Ragged arrays are a feature of Zarr v2, and we’ve had off-and-on discussions about ensuring that it will be possible to wrap Awkward Arrays as a v3 extension (Protocol extensions for awkward arrays · Issue #62 · zarr-developers/zarr-specs · GitHub).
For that matter, HDF5 has a varlen data type, too. When combined with compound types, you have almost as much expressiveness as Arrow, but it’s a record-oriented format, not a columnar one.
TensorFlow has had RaggedTensors for a few years, and PyTorch has recently mainlined NestedTensor.
Historically, Continuum Analytics and Quansight were working on DyND and XND, intended as NumPy replacements with first-class ragged array support, but it is my understanding that these projects are no longer being developed.

There seem to be two main categories: (a) systems that provide a complete type system (as much as a typical programming language would have), which include Awkward, Arrow, Parquet, DyND, and XND, and (b) systems that focus on ragged arrays of numbers, which include Zarr, TensorFlow, PyTorch, and Scipp. Discussions about integrating Awkward Array into AnnData (first attempt to support awkward arrays by giovp · Pull Request #647 · scverse/anndata · GitHub) and xarray (Awkward array backend? · Issue #4285 · pydata/xarray · GitHub) highlight this tension, since they’re generally looking for the ragged array functionality only.

We should also link back to “Ragged data in Awkward vs. Scipp · Discussion #1663 · scikit-hep/awkward · GitHub”, which links here.

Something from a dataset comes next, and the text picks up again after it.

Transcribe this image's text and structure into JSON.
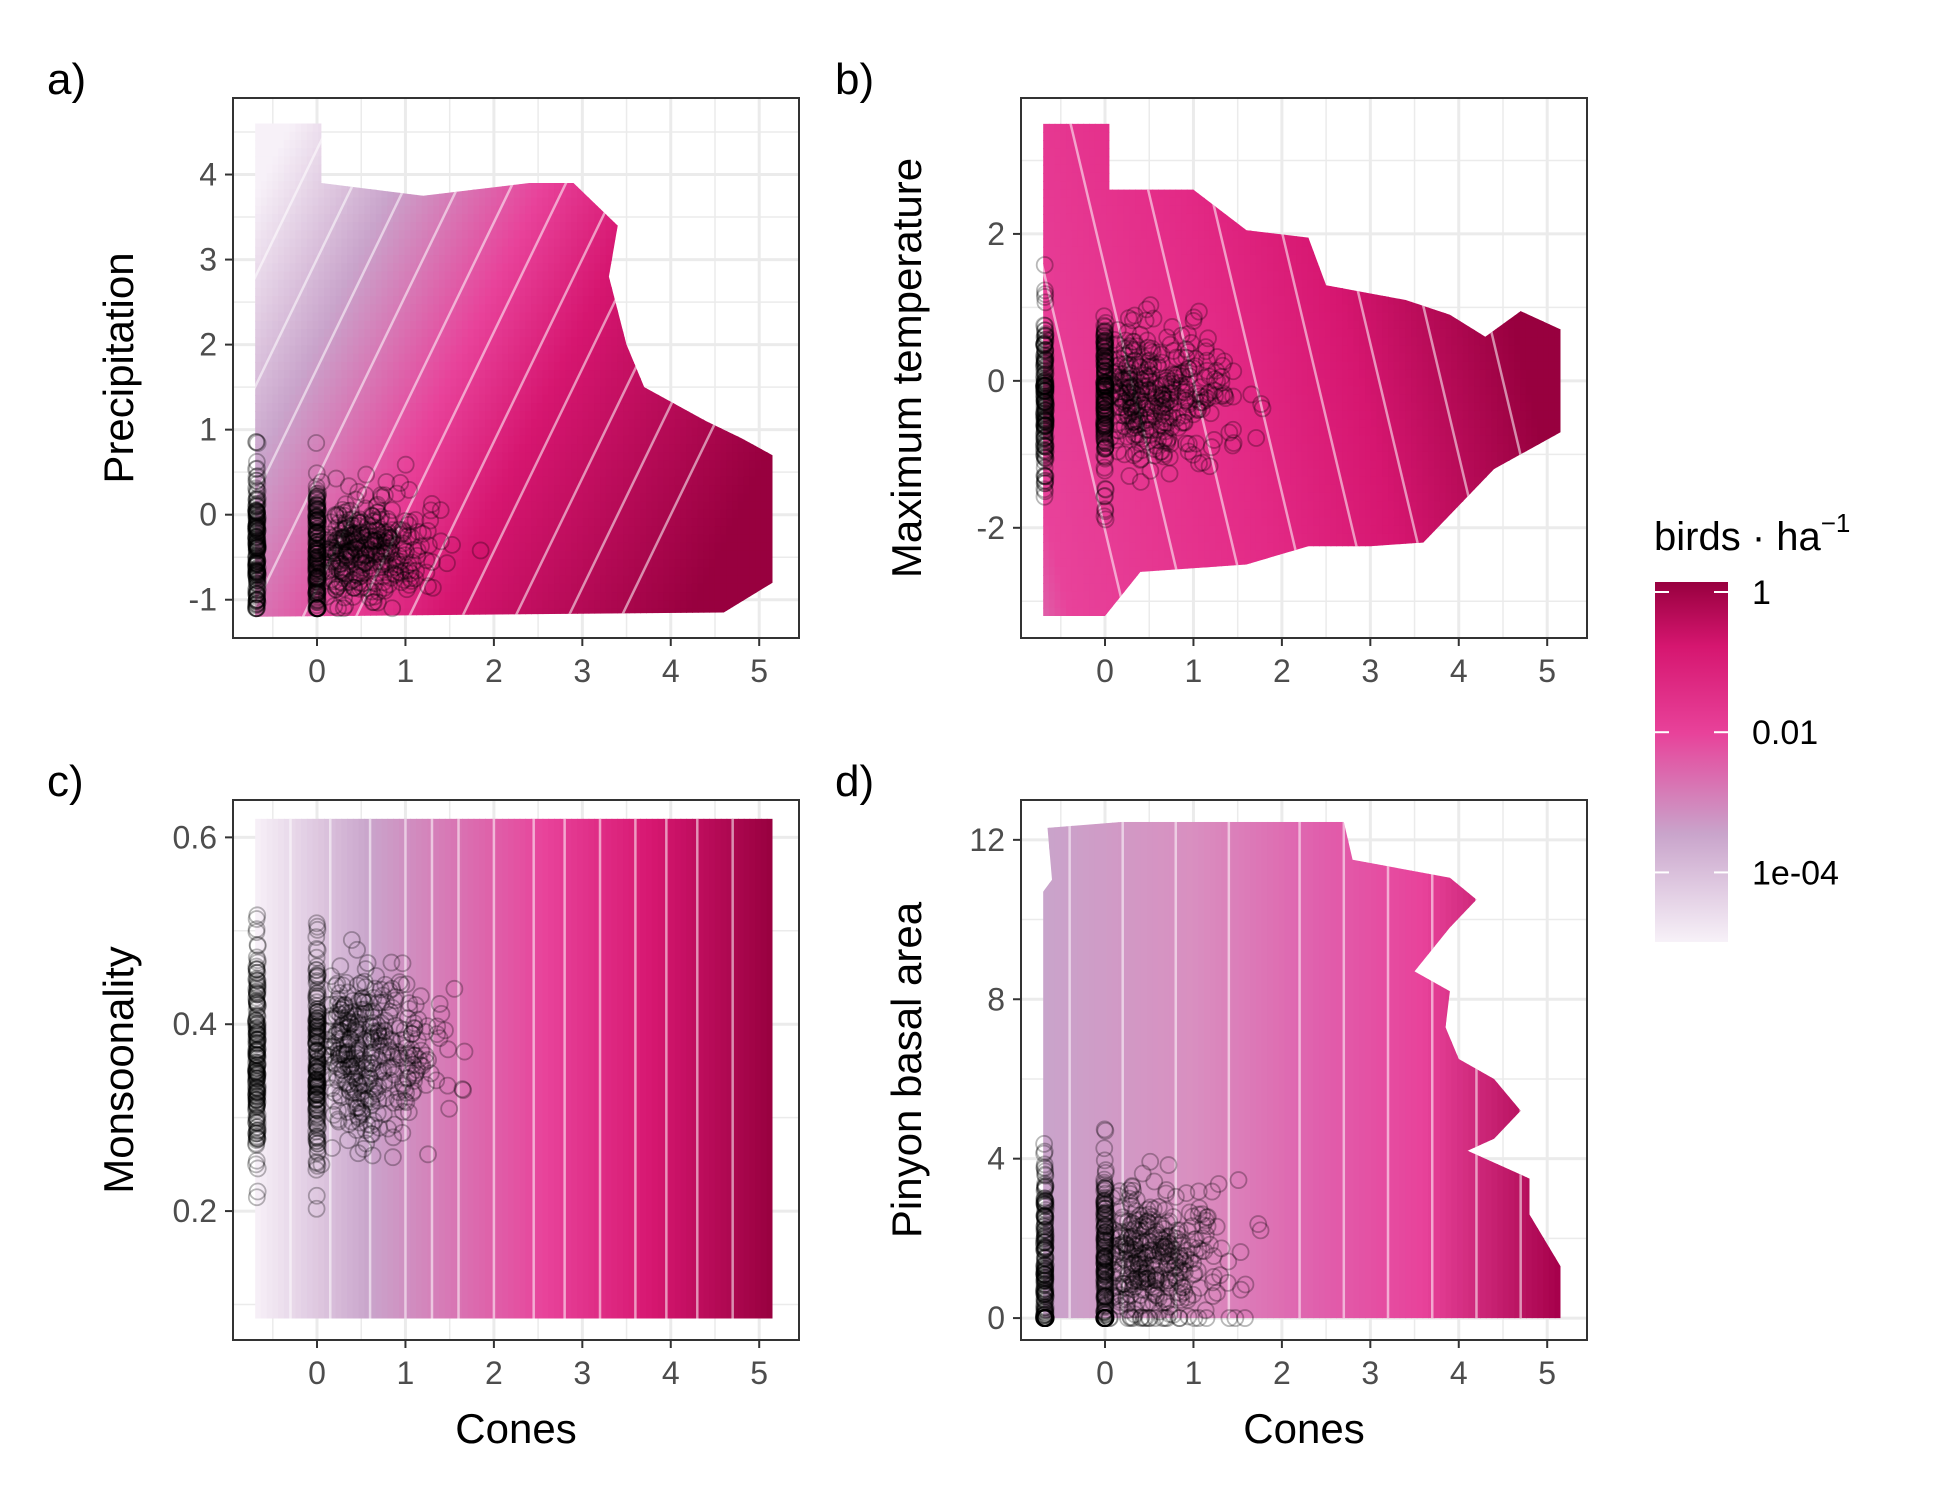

SimonHeybrock · September 5, 2022, 5:04am

Another file type that supports (a very special case of) ragged data is NeXus data format. The NXevent_data group (defining an HDF5 structure) is essentially what Awkward would call ListOffsetArray. It is however defined in a very specific manner, so it is not useful beyond the one particular purpose of storing raw neutron event data from (pulsed) neutron scattering facilities.

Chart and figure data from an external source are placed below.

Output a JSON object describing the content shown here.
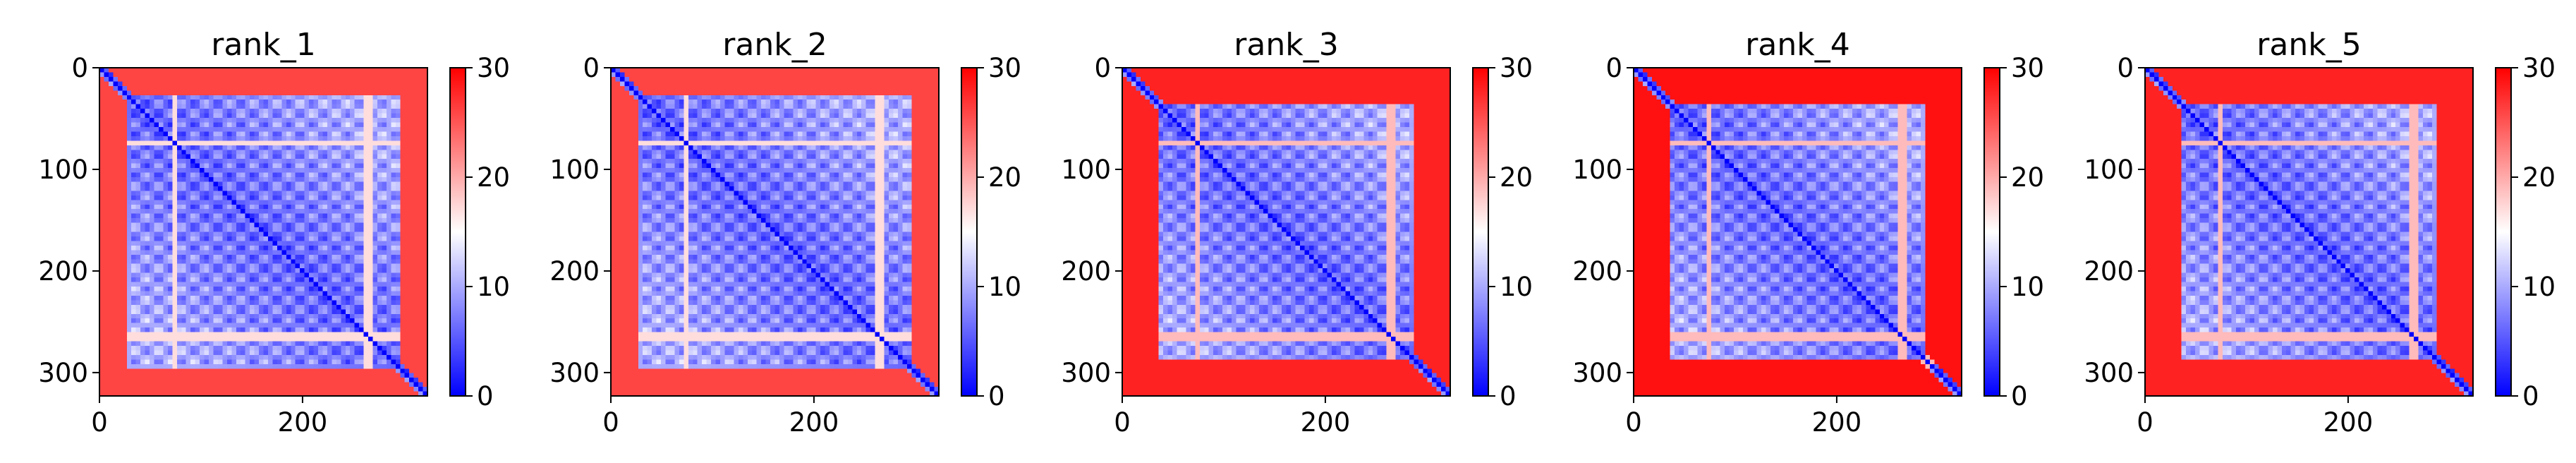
{
  "chart_data": [
    {
      "type": "heatmap",
      "title": "rank_1",
      "xlim": [
        0,
        323
      ],
      "ylim": [
        323,
        0
      ],
      "xticks": [
        "0",
        "200"
      ],
      "yticks": [
        "0",
        "100",
        "200",
        "300"
      ],
      "colorbar": {
        "min": 0,
        "max": 30,
        "ticks": [
          "0",
          "10",
          "20",
          "30"
        ],
        "colors": [
          "#0000ff",
          "#ffffff",
          "#ff0000"
        ]
      },
      "features": {
        "termini_end": 25,
        "termini_value": 26,
        "bands": [
          75,
          265
        ],
        "band_value": 17
      }
    },
    {
      "type": "heatmap",
      "title": "rank_2",
      "xlim": [
        0,
        323
      ],
      "ylim": [
        323,
        0
      ],
      "xticks": [
        "0",
        "200"
      ],
      "yticks": [
        "0",
        "100",
        "200",
        "300"
      ],
      "colorbar": {
        "min": 0,
        "max": 30,
        "ticks": [
          "0",
          "10",
          "20",
          "30"
        ],
        "colors": [
          "#0000ff",
          "#ffffff",
          "#ff0000"
        ]
      },
      "features": {
        "termini_end": 25,
        "termini_value": 26,
        "bands": [
          75,
          265
        ],
        "band_value": 17
      }
    },
    {
      "type": "heatmap",
      "title": "rank_3",
      "xlim": [
        0,
        323
      ],
      "ylim": [
        323,
        0
      ],
      "xticks": [
        "0",
        "200"
      ],
      "yticks": [
        "0",
        "100",
        "200",
        "300"
      ],
      "colorbar": {
        "min": 0,
        "max": 30,
        "ticks": [
          "0",
          "10",
          "20",
          "30"
        ],
        "colors": [
          "#0000ff",
          "#ffffff",
          "#ff0000"
        ]
      },
      "features": {
        "termini_end": 35,
        "termini_value": 28,
        "bands": [
          75,
          265
        ],
        "band_value": 19
      }
    },
    {
      "type": "heatmap",
      "title": "rank_4",
      "xlim": [
        0,
        323
      ],
      "ylim": [
        323,
        0
      ],
      "xticks": [
        "0",
        "200"
      ],
      "yticks": [
        "0",
        "100",
        "200",
        "300"
      ],
      "colorbar": {
        "min": 0,
        "max": 30,
        "ticks": [
          "0",
          "10",
          "20",
          "30"
        ],
        "colors": [
          "#0000ff",
          "#ffffff",
          "#ff0000"
        ]
      },
      "features": {
        "termini_end": 38,
        "termini_value": 29,
        "bands": [
          75,
          265,
          290
        ],
        "band_value": 19
      }
    },
    {
      "type": "heatmap",
      "title": "rank_5",
      "xlim": [
        0,
        323
      ],
      "ylim": [
        323,
        0
      ],
      "xticks": [
        "0",
        "200"
      ],
      "yticks": [
        "0",
        "100",
        "200",
        "300"
      ],
      "colorbar": {
        "min": 0,
        "max": 30,
        "ticks": [
          "0",
          "10",
          "20",
          "30"
        ],
        "colors": [
          "#0000ff",
          "#ffffff",
          "#ff0000"
        ]
      },
      "features": {
        "termini_end": 35,
        "termini_value": 28,
        "bands": [
          75,
          265
        ],
        "band_value": 19
      }
    }
  ]
}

jjerphan · September 10, 2022, 2:32pm

Thank you for initiating discussions for this summit, @SimonHeybrock.

I am interested in participating.

For some context, scikit-learn’s datastructures mainly are 1D and 2D C- and F-contiguous numpy array.

Yet in some context, ragged arrays are used via numpy arrays of numpy arrays (for instance for return values for radius-neighborhood based interfaces, such as sklearn.neighbors.NearestNeighbors.radius_neighbors)

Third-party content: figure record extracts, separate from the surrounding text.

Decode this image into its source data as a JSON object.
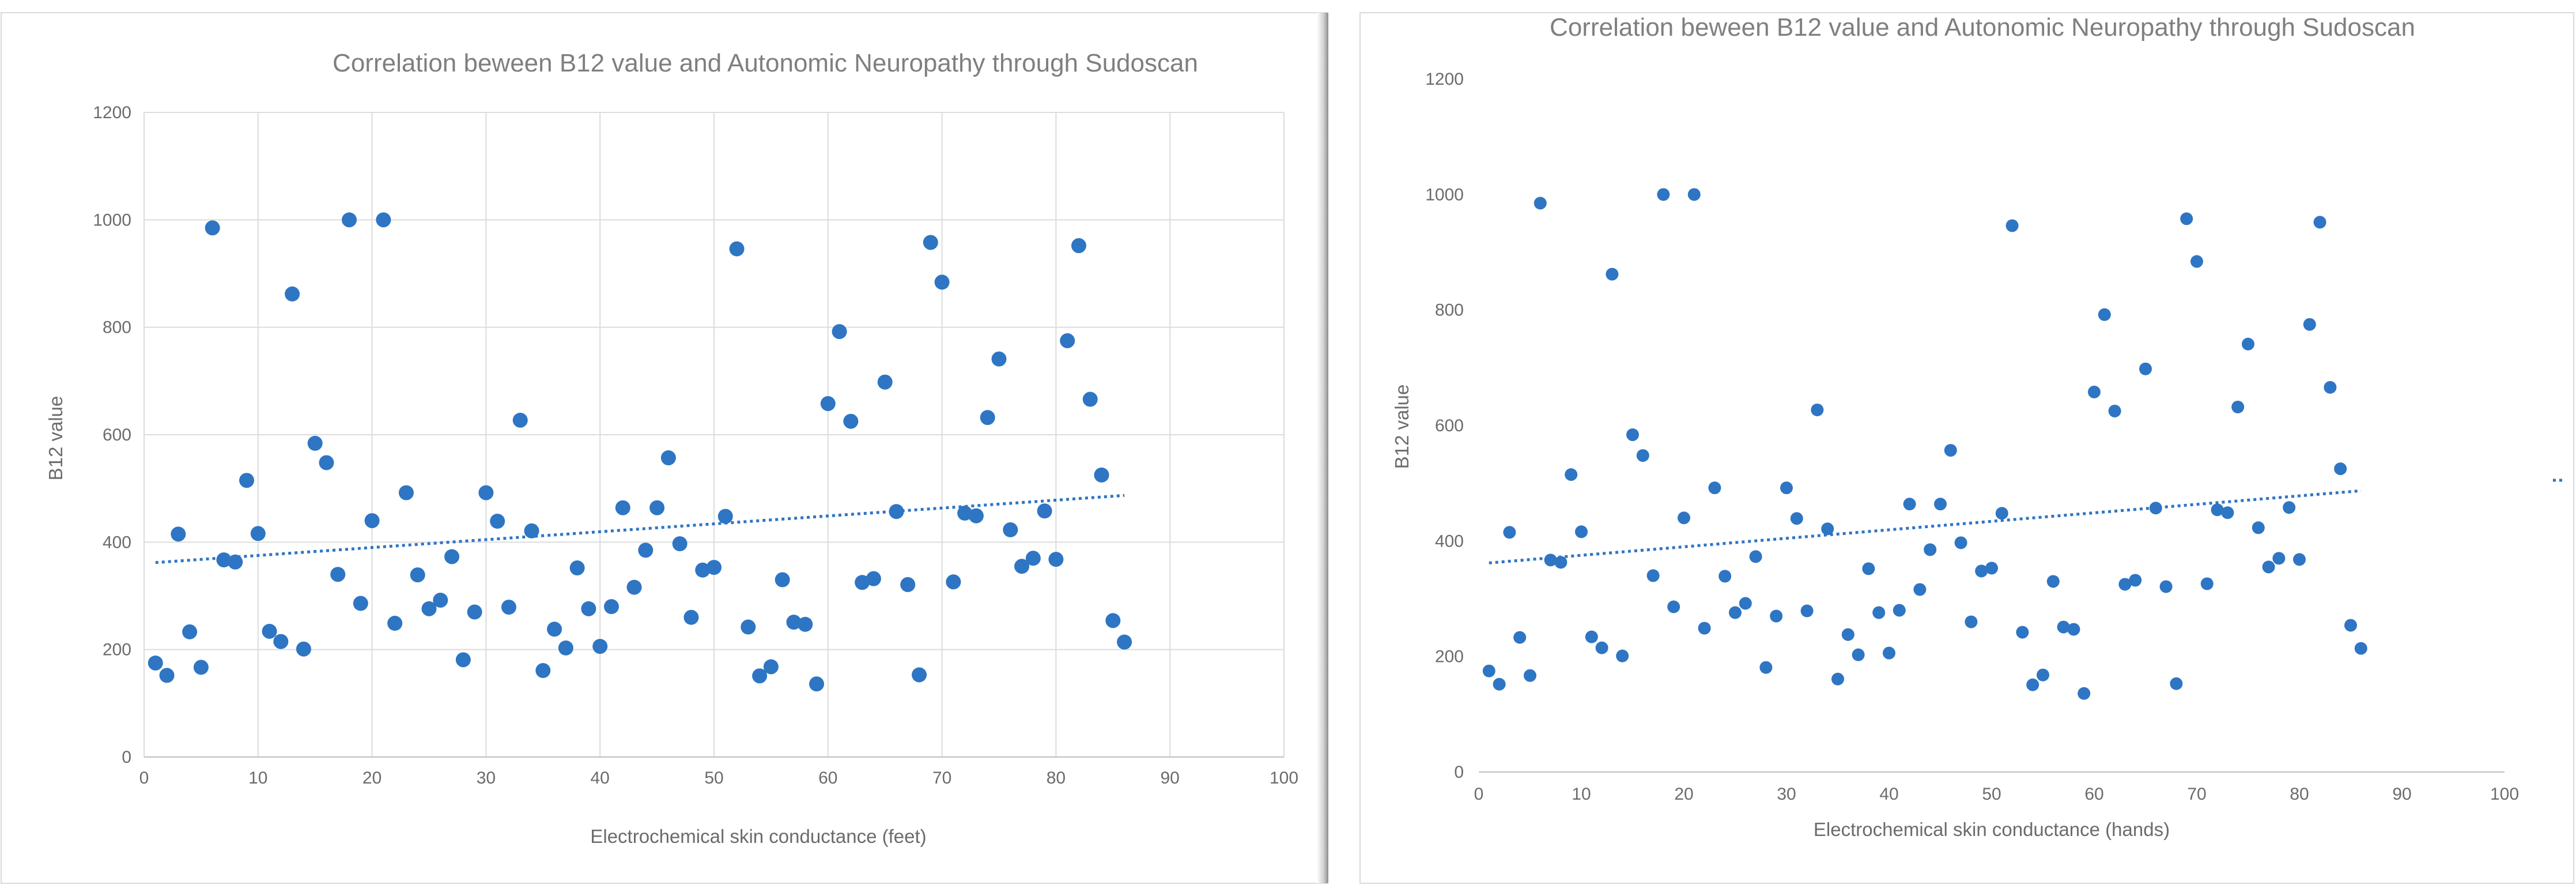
{
  "chart_data": [
    {
      "type": "scatter",
      "title": "Correlation beween B12 value and Autonomic Neuropathy through Sudoscan",
      "xlabel": "Electrochemical skin conductance (feet)",
      "ylabel": "B12 value",
      "xlim": [
        0,
        100
      ],
      "ylim": [
        0,
        1200
      ],
      "xticks": [
        "0",
        "10",
        "20",
        "30",
        "40",
        "50",
        "60",
        "70",
        "80",
        "90",
        "100"
      ],
      "yticks": [
        "0",
        "200",
        "400",
        "600",
        "800",
        "1000",
        "1200"
      ],
      "grid": true,
      "trendline": {
        "style": "dotted",
        "x": [
          1,
          86
        ],
        "y": [
          362,
          487
        ]
      },
      "points": [
        [
          1,
          175
        ],
        [
          2,
          152
        ],
        [
          3,
          415
        ],
        [
          4,
          233
        ],
        [
          5,
          167
        ],
        [
          6,
          985
        ],
        [
          7,
          367
        ],
        [
          8,
          363
        ],
        [
          9,
          515
        ],
        [
          10,
          416
        ],
        [
          11,
          234
        ],
        [
          12,
          215
        ],
        [
          13,
          862
        ],
        [
          14,
          201
        ],
        [
          15,
          584
        ],
        [
          16,
          548
        ],
        [
          17,
          340
        ],
        [
          18,
          1000
        ],
        [
          19,
          286
        ],
        [
          20,
          440
        ],
        [
          21,
          1000
        ],
        [
          22,
          249
        ],
        [
          23,
          492
        ],
        [
          24,
          339
        ],
        [
          25,
          276
        ],
        [
          26,
          292
        ],
        [
          27,
          373
        ],
        [
          28,
          181
        ],
        [
          29,
          270
        ],
        [
          30,
          492
        ],
        [
          31,
          439
        ],
        [
          32,
          279
        ],
        [
          33,
          627
        ],
        [
          34,
          421
        ],
        [
          35,
          161
        ],
        [
          36,
          238
        ],
        [
          37,
          203
        ],
        [
          38,
          352
        ],
        [
          39,
          276
        ],
        [
          40,
          206
        ],
        [
          41,
          280
        ],
        [
          42,
          464
        ],
        [
          43,
          316
        ],
        [
          44,
          385
        ],
        [
          45,
          464
        ],
        [
          46,
          557
        ],
        [
          47,
          397
        ],
        [
          48,
          260
        ],
        [
          49,
          348
        ],
        [
          50,
          353
        ],
        [
          51,
          448
        ],
        [
          52,
          946
        ],
        [
          53,
          242
        ],
        [
          54,
          151
        ],
        [
          55,
          168
        ],
        [
          56,
          330
        ],
        [
          57,
          251
        ],
        [
          58,
          247
        ],
        [
          59,
          136
        ],
        [
          60,
          658
        ],
        [
          61,
          792
        ],
        [
          62,
          625
        ],
        [
          63,
          325
        ],
        [
          64,
          332
        ],
        [
          65,
          698
        ],
        [
          66,
          457
        ],
        [
          67,
          321
        ],
        [
          68,
          153
        ],
        [
          69,
          958
        ],
        [
          70,
          884
        ],
        [
          71,
          326
        ],
        [
          72,
          454
        ],
        [
          73,
          449
        ],
        [
          74,
          632
        ],
        [
          75,
          741
        ],
        [
          76,
          423
        ],
        [
          77,
          355
        ],
        [
          78,
          370
        ],
        [
          79,
          458
        ],
        [
          80,
          368
        ],
        [
          81,
          775
        ],
        [
          82,
          952
        ],
        [
          83,
          666
        ],
        [
          84,
          525
        ],
        [
          85,
          254
        ],
        [
          86,
          214
        ]
      ]
    },
    {
      "type": "scatter",
      "title": "Correlation beween B12 value and Autonomic Neuropathy through Sudoscan",
      "xlabel": "Electrochemical skin conductance (hands)",
      "ylabel": "B12 value",
      "xlim": [
        0,
        100
      ],
      "ylim": [
        0,
        1200
      ],
      "xticks": [
        "0",
        "10",
        "20",
        "30",
        "40",
        "50",
        "60",
        "70",
        "80",
        "90",
        "100"
      ],
      "yticks": [
        "0",
        "200",
        "400",
        "600",
        "800",
        "1000",
        "1200"
      ],
      "grid": false,
      "trendline": {
        "style": "dotted",
        "x": [
          1,
          86
        ],
        "y": [
          362,
          487
        ]
      },
      "points": [
        [
          1,
          175
        ],
        [
          2,
          152
        ],
        [
          3,
          415
        ],
        [
          4,
          233
        ],
        [
          5,
          167
        ],
        [
          6,
          985
        ],
        [
          7,
          367
        ],
        [
          8,
          363
        ],
        [
          9,
          515
        ],
        [
          10,
          416
        ],
        [
          11,
          234
        ],
        [
          12,
          215
        ],
        [
          13,
          862
        ],
        [
          14,
          201
        ],
        [
          15,
          584
        ],
        [
          16,
          548
        ],
        [
          17,
          340
        ],
        [
          18,
          1000
        ],
        [
          19,
          286
        ],
        [
          20,
          440
        ],
        [
          21,
          1000
        ],
        [
          22,
          249
        ],
        [
          23,
          492
        ],
        [
          24,
          339
        ],
        [
          25,
          276
        ],
        [
          26,
          292
        ],
        [
          27,
          373
        ],
        [
          28,
          181
        ],
        [
          29,
          270
        ],
        [
          30,
          492
        ],
        [
          31,
          439
        ],
        [
          32,
          279
        ],
        [
          33,
          627
        ],
        [
          34,
          421
        ],
        [
          35,
          161
        ],
        [
          36,
          238
        ],
        [
          37,
          203
        ],
        [
          38,
          352
        ],
        [
          39,
          276
        ],
        [
          40,
          206
        ],
        [
          41,
          280
        ],
        [
          42,
          464
        ],
        [
          43,
          316
        ],
        [
          44,
          385
        ],
        [
          45,
          464
        ],
        [
          46,
          557
        ],
        [
          47,
          397
        ],
        [
          48,
          260
        ],
        [
          49,
          348
        ],
        [
          50,
          353
        ],
        [
          51,
          448
        ],
        [
          52,
          946
        ],
        [
          53,
          242
        ],
        [
          54,
          151
        ],
        [
          55,
          168
        ],
        [
          56,
          330
        ],
        [
          57,
          251
        ],
        [
          58,
          247
        ],
        [
          59,
          136
        ],
        [
          60,
          658
        ],
        [
          61,
          792
        ],
        [
          62,
          625
        ],
        [
          63,
          325
        ],
        [
          64,
          332
        ],
        [
          65,
          698
        ],
        [
          66,
          457
        ],
        [
          67,
          321
        ],
        [
          68,
          153
        ],
        [
          69,
          958
        ],
        [
          70,
          884
        ],
        [
          71,
          326
        ],
        [
          72,
          454
        ],
        [
          73,
          449
        ],
        [
          74,
          632
        ],
        [
          75,
          741
        ],
        [
          76,
          423
        ],
        [
          77,
          355
        ],
        [
          78,
          370
        ],
        [
          79,
          458
        ],
        [
          80,
          368
        ],
        [
          81,
          775
        ],
        [
          82,
          952
        ],
        [
          83,
          666
        ],
        [
          84,
          525
        ],
        [
          85,
          254
        ],
        [
          86,
          214
        ]
      ]
    }
  ]
}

At the lowest-level implementation, libcpp is used via Cython (namely for std::vector<std::vector > and move semantic) to manipulate buffers and are then coerced into the NumPy representation given above to be returned to callers. This coercion is a bit uneasy but fortunately works for our use case.

I think scikit-learn maintainers might be interested in discussions to lead to better datastructures in the ecosystem, be they used for scikit-learn or not (we want to keep our number of dependencies small).